Over the last three years Sinclair-owned Washington, D.C. ABC affiliate WJLA has seen the departures of longtime anchor Maureen Bunyan, NewsTalk host Bruce DePuyt, anchors Leon Harris and Gordon Peterson, sports anchors Alex Parker and Tim Brant and entertainment reporter Arch Campbell.
The Washingtonian makes the point that the plans Sinclair had when it bought the station from Allbritton in 2014 haven’t quite panned out the way it wanted.

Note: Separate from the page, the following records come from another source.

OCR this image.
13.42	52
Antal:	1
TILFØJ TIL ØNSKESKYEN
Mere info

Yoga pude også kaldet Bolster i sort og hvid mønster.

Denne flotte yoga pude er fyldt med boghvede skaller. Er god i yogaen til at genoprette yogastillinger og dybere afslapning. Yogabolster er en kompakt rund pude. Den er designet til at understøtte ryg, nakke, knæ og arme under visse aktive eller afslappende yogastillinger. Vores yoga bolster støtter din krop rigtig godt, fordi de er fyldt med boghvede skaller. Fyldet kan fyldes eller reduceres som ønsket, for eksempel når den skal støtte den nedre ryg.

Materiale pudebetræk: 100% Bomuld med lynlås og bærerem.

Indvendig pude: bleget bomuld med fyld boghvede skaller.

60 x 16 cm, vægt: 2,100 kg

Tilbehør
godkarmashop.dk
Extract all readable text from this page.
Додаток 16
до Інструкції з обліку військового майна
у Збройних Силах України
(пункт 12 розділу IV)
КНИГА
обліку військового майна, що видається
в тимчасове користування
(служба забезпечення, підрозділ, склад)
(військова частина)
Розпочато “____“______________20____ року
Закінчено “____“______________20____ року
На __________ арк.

The question appears to be whether all this disruption is driven by low ratings — WJLA’s evening newscasts are in third place in the area — or the more than $4 billion in debt Sinclair has taken on to fund its expansion, which also includes Tennis Channel, the sci-fi channel Comet, and the millennial-focused digital-media property Circa. You need a lot of revenue to hold a debt that large; the company expected debt service, stock buybacks, and dividends to account for nearly half its cash flow in 2016.
But low ratings and a weak political ad spend by then-presidential candidate Donald Trump haven’t brought in the money the station group was hoping for.
Add in the hundreds of younger anchors at smaller markets willing to work for less in a larger market and older more established vets who make more money aren’t so attractive to employers anymore.
Sinclair told The Washingtonian that’s not true, though.
Sinclair says no financial pressures from above led to the beloved TV personalities’ exits: The “suggestion that financial decisions were the driving concern behind recent changes is false,” Livingston says. Local stations, not corporate, he explains, make the decisions, which are “guided by ratings, our long-term strategy, and the evolving needs of our viewers.”